Dr Bonaccord looked at his watch. ‘I must be going, I’m afraid. I have another appointment in a few minutes.’

The dean sat up. ‘I’ve a good deal of worry, possibly aggravating my condition at this moment. My daughter Muriel, you know. Very trying.’

‘I’m afraid tension is normal in any family. Quite understandable, when you remember that with the Oedipus situation basically the son wants to castrate the father and sleep with the mother.

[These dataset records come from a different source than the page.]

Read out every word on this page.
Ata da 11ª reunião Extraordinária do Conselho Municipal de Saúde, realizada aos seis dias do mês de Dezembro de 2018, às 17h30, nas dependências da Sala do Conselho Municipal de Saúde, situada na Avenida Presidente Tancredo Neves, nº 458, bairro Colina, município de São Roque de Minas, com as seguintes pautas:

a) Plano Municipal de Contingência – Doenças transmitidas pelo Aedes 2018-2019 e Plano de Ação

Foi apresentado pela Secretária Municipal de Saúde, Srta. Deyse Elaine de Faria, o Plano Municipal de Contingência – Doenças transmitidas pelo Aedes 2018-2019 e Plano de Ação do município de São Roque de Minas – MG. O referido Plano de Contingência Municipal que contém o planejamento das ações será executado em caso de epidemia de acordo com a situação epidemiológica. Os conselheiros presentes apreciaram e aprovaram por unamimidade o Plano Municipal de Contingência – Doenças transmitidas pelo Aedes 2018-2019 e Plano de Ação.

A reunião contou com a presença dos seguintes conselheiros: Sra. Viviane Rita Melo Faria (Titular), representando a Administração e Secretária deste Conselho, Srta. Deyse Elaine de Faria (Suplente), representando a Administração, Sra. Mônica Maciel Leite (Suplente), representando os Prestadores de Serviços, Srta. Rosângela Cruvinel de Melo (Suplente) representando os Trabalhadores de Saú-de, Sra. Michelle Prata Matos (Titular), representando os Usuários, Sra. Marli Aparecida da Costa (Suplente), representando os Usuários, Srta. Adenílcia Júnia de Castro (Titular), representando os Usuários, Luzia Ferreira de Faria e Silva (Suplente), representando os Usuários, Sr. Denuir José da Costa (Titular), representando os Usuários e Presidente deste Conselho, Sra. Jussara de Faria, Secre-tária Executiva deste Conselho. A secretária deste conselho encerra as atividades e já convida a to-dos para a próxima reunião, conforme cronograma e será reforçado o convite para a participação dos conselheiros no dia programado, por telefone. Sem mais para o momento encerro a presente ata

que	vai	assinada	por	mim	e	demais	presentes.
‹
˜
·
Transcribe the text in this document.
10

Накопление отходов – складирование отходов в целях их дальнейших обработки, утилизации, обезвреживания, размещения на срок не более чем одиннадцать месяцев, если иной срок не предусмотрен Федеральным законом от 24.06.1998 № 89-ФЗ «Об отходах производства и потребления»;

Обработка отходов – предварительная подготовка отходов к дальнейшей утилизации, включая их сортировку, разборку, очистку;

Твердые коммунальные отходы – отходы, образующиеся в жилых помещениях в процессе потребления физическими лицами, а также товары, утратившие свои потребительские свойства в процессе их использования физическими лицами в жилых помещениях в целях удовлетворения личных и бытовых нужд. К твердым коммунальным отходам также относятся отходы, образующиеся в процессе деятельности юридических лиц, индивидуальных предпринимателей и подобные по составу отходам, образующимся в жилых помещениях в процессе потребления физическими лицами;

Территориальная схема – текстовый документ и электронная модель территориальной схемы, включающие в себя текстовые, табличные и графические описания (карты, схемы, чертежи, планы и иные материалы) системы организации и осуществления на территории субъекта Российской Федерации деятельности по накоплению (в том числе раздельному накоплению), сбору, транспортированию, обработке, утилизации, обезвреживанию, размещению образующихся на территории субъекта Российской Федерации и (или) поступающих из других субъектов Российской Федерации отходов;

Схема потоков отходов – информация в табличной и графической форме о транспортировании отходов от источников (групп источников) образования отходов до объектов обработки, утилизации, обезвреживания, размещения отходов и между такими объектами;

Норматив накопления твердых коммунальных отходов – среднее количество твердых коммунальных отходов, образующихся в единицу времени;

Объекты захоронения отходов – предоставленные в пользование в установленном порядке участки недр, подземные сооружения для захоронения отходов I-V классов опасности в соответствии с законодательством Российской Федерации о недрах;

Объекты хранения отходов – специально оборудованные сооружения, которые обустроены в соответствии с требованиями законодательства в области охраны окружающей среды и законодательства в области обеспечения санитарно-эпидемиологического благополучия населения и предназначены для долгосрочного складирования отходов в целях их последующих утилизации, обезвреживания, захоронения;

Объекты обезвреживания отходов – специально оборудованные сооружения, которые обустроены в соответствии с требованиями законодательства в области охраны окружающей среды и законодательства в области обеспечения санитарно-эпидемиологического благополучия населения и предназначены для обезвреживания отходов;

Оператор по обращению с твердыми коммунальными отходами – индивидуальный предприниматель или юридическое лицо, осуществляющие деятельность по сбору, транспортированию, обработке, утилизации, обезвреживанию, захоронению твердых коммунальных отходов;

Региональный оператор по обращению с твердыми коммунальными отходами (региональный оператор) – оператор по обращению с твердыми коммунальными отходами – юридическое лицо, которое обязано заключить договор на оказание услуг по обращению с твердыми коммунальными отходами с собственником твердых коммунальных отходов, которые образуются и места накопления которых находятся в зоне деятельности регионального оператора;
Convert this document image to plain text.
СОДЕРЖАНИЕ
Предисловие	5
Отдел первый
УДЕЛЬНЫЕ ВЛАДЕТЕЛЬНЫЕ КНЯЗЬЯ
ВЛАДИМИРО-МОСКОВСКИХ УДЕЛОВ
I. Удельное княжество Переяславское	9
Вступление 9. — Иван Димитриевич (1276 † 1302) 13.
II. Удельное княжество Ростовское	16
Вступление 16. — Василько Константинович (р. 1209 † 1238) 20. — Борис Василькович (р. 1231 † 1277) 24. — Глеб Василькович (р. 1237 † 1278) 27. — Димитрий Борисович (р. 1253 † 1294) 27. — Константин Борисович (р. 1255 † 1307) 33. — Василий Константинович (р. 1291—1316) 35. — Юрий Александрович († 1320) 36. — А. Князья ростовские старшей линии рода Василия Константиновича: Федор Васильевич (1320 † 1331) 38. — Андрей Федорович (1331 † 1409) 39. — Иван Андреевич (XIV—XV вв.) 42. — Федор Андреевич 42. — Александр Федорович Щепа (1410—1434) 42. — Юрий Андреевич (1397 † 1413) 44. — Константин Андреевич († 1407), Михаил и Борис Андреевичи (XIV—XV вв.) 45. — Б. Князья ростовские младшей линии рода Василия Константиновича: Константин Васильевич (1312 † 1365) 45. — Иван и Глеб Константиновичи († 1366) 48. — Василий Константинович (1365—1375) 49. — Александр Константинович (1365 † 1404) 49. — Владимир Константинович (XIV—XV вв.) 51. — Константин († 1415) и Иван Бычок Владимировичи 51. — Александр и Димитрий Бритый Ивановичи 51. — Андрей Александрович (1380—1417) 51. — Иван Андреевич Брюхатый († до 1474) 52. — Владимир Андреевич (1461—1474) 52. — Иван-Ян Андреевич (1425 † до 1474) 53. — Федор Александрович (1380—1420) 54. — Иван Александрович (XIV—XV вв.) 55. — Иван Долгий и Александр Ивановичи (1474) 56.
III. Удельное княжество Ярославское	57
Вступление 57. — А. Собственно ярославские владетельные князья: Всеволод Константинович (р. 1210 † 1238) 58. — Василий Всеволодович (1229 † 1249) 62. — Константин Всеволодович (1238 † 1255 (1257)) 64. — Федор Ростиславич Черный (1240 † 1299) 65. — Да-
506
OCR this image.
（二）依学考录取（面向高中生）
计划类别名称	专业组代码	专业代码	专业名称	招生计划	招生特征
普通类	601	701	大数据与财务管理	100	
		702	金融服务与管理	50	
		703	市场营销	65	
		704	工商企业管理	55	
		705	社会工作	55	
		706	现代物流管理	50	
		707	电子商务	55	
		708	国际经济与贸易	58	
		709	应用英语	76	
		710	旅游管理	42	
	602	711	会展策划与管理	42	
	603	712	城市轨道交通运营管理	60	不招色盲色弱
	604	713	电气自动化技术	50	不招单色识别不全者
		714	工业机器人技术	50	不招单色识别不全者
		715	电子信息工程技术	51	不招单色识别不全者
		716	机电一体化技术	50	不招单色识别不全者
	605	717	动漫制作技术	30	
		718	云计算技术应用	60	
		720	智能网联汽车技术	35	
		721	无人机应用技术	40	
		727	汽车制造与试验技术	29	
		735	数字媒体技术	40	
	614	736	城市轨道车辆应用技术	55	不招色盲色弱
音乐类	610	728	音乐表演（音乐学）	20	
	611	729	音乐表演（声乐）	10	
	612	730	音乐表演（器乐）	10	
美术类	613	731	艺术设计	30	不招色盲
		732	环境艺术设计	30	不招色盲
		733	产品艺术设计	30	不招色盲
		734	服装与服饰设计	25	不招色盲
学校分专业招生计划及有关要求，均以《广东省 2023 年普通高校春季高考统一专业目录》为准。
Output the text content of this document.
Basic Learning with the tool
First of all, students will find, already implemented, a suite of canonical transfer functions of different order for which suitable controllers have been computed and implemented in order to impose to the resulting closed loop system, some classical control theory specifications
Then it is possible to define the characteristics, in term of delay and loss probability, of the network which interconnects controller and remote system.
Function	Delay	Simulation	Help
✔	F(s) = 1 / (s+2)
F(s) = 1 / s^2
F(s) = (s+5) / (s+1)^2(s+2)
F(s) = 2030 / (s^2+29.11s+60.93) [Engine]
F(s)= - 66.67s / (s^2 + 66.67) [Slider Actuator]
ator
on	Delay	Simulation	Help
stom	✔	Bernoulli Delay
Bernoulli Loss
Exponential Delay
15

Daughters have the Electra complex, of course, which is the same thing the other way round.’

‘Perhaps I should take up golf?’ the dean suggested hopefully. ‘At least it would keep me fit. We doctors should look after ourselves, I suppose. We die just like our patients, from exactly the same diseases.’

Dr Bonaccord smiled. ‘A little
infra dig
, you feel? Yet even the nicest patients enjoy an inward glow of satisfaction, or perhaps of triumph, when they hear their doctor has predeceased them. You know, dean, human beings are really the most peculiar objects.’